Berlin a manqué son objectif de 30 millions de nuitées en 2025, un recul après une reprise robuste en 2024. La capitale allemande s'est ainsi arrêtée à 29,4 millions de nuitées pour 12,4 millions de visiteurs, loin des 30,6 millions de nuitées enregistrées en 2024.

La reprise touristique berlinoise ralentit

Ces chiffres, publiés par Visit Berlin, témoignent d'un ralentissement de la reprise touristique après les difficultés liées à la pandémie. Si les chiffres de 2024 étaient encourageants, avec 12,7 millions de visiteurs pour 30,6 millions de nuitées, ils restent inférieurs aux records de 2019, année précédant le confinement. À l'époque, Berlin accueillait près de 14 millions de touristes pour plus de 34 millions de nuitées dans les hôtels et autres hébergements.

Burkhard Kieker, PDG de Visit Berlin, a toutefois tenté de relativiser, soulignant que Berlin conserve une place parmi les cinq destinations touristiques européennes les plus populaires. La ville se distingue notamment pour l'attrait qu'elle exerce sur les voyageurs en solo, devançant seulement Dublin dans ce domaine.

Les salons professionnels et les congrès sont présentés comme des leviers essentiels pour stimuler le tourisme. L'attente est forte concernant les événements majeurs à venir, comme l'ILA, le salon aéronautique, et InnoTrans, dédié aux technologies de transport, qui se tiendront en 2026. L'année 2037 marquera également le 800e anniversaire de la ville, un événement susceptible de dynamiser le tourisme sur la prochaine décennie.

Comparée à d'autres capitales européennes, Berlin se positionne derrière Londres et Paris en termes de nombre total de visiteurs, mais devance Rome. Les observateurs espèrent que la ville pourra dépasser Dublin en matière de voyageurs en solo.

Un tourisme domestique fort, mais des marchés internationaux en recul

Un tourisme domestique fort, mais des marchés internationaux en recul

Le tourisme national a largement porté la fréquentation berlinoise en 2025, avec plus de 17,3 millions de nuitées, soit 58,9 % du total.

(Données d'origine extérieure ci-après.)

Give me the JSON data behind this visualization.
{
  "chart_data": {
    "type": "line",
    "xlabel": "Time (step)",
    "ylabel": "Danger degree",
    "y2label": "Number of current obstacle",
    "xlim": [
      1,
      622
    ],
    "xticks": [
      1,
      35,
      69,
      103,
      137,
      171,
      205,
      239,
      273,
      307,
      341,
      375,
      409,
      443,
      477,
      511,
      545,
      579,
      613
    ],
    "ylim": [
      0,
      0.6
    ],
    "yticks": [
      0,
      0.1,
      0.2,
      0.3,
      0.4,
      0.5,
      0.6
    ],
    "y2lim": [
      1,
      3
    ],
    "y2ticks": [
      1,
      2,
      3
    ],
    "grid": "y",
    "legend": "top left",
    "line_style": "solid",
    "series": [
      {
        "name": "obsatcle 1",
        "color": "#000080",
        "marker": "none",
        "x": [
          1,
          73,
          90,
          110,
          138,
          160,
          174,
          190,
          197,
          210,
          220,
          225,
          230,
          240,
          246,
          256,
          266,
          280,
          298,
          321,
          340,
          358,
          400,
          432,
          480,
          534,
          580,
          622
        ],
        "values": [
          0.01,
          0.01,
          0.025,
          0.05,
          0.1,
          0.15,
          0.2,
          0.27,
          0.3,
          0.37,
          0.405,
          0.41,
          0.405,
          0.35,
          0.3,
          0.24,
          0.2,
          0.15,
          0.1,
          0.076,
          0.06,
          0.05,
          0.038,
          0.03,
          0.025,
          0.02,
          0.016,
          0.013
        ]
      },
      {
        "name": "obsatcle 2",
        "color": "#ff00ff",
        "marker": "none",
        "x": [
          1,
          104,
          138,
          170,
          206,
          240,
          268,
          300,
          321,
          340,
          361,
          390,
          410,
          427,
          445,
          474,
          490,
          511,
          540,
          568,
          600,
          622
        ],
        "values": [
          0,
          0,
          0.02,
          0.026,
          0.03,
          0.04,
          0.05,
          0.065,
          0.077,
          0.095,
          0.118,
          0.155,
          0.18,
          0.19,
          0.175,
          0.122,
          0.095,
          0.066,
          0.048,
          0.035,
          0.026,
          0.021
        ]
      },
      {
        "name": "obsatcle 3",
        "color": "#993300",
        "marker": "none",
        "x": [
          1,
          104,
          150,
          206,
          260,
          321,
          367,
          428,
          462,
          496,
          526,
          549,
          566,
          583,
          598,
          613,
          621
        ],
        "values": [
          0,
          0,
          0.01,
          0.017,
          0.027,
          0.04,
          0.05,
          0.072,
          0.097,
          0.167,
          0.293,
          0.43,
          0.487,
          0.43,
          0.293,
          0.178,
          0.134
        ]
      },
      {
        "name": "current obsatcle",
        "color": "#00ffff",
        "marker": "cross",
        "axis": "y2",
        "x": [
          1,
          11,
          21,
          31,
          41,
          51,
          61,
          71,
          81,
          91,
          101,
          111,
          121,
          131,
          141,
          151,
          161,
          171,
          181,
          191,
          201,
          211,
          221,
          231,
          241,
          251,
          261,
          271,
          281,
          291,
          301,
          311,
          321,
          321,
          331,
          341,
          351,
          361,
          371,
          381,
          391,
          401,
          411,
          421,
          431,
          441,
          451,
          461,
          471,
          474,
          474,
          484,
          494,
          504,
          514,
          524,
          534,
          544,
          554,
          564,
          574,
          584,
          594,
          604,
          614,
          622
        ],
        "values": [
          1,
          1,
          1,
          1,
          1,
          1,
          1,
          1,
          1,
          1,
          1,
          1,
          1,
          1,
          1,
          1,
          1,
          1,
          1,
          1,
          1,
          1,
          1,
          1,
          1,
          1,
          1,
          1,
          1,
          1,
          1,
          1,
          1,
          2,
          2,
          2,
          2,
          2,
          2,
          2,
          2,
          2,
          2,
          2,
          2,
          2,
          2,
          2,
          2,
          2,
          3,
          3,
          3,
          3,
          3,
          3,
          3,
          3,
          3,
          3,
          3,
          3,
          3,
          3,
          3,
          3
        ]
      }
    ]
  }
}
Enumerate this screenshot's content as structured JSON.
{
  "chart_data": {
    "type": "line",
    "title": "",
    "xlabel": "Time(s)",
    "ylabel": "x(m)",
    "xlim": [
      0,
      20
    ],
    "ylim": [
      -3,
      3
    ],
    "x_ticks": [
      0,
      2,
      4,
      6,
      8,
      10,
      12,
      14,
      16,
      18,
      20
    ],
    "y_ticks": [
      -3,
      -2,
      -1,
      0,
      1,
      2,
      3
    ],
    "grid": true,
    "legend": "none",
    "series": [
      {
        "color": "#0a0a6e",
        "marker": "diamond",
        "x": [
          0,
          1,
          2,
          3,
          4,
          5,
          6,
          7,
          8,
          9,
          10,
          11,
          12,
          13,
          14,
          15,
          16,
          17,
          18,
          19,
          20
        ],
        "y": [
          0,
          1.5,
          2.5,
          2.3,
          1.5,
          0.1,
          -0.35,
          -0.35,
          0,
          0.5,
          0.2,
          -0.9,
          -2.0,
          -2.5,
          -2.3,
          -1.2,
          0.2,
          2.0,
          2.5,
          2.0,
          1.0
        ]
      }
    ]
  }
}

Les principaux marchés internationaux ont connu une baisse par rapport à l'année précédente. Les États-Unis et le Royaume-Uni ont vu leur nombre de nuitées diminuer, mais la Hollande a enregistré la plus forte chute, plus de 15 %.

Cependant, de nouveaux marchés se sont développés, notamment la Turquie (+8,5 %) et la Chine (+14,4 %), avec des augmentations significatives. L'Israël a également enregistré une croissance notable (+9,5 %). Ces évolutions reflètent une redistribution des flux touristiques à l'échelle mondiale et ouvrent des perspectives pour des stratégies marketing ciblées.

Des défis structurels freinent la croissance

Des défis structurels freinent la croissance

Bien que Berlin domine le volume touristique en Allemagne, devançant Munich et Hambourg, la ville a subi un recul alors que ces deux villes ont retrouvé, voire dépassé, leurs niveaux de 2019. Experts et professionnels s'accordent à dire que ce n'est pas une simple question de prudence des consommateurs qui explique cette différence. Des problèmes spécifiques à Berlin sont pointés du doigt.

La connectivité aérienne et l'infrastructure sont au cœur des critiques. Burkhard Kieker a vivement critiqué le gouvernement fédéral et Lufthansa, accusant ces acteurs de nuire à Berlin et à l'Allemagne de l'Est en matière de liaisons aériennes. Lufthansa, selon lui, privilégie les hubs de l'ouest comme Francfort et Munich, déviant ainsi les passagers long-courriers vers ces destinations au détriment de l'aéroport de Berlin Brandenburg (BER).

La situation est préoccupante. Berlin a besoin d'un coup de pouce pour retrouver sa dynamique touristique. L'avenir de la ville dépendra de sa capacité à surmonter ces obstacles et à s'adapter aux nouvelles tendances du marché.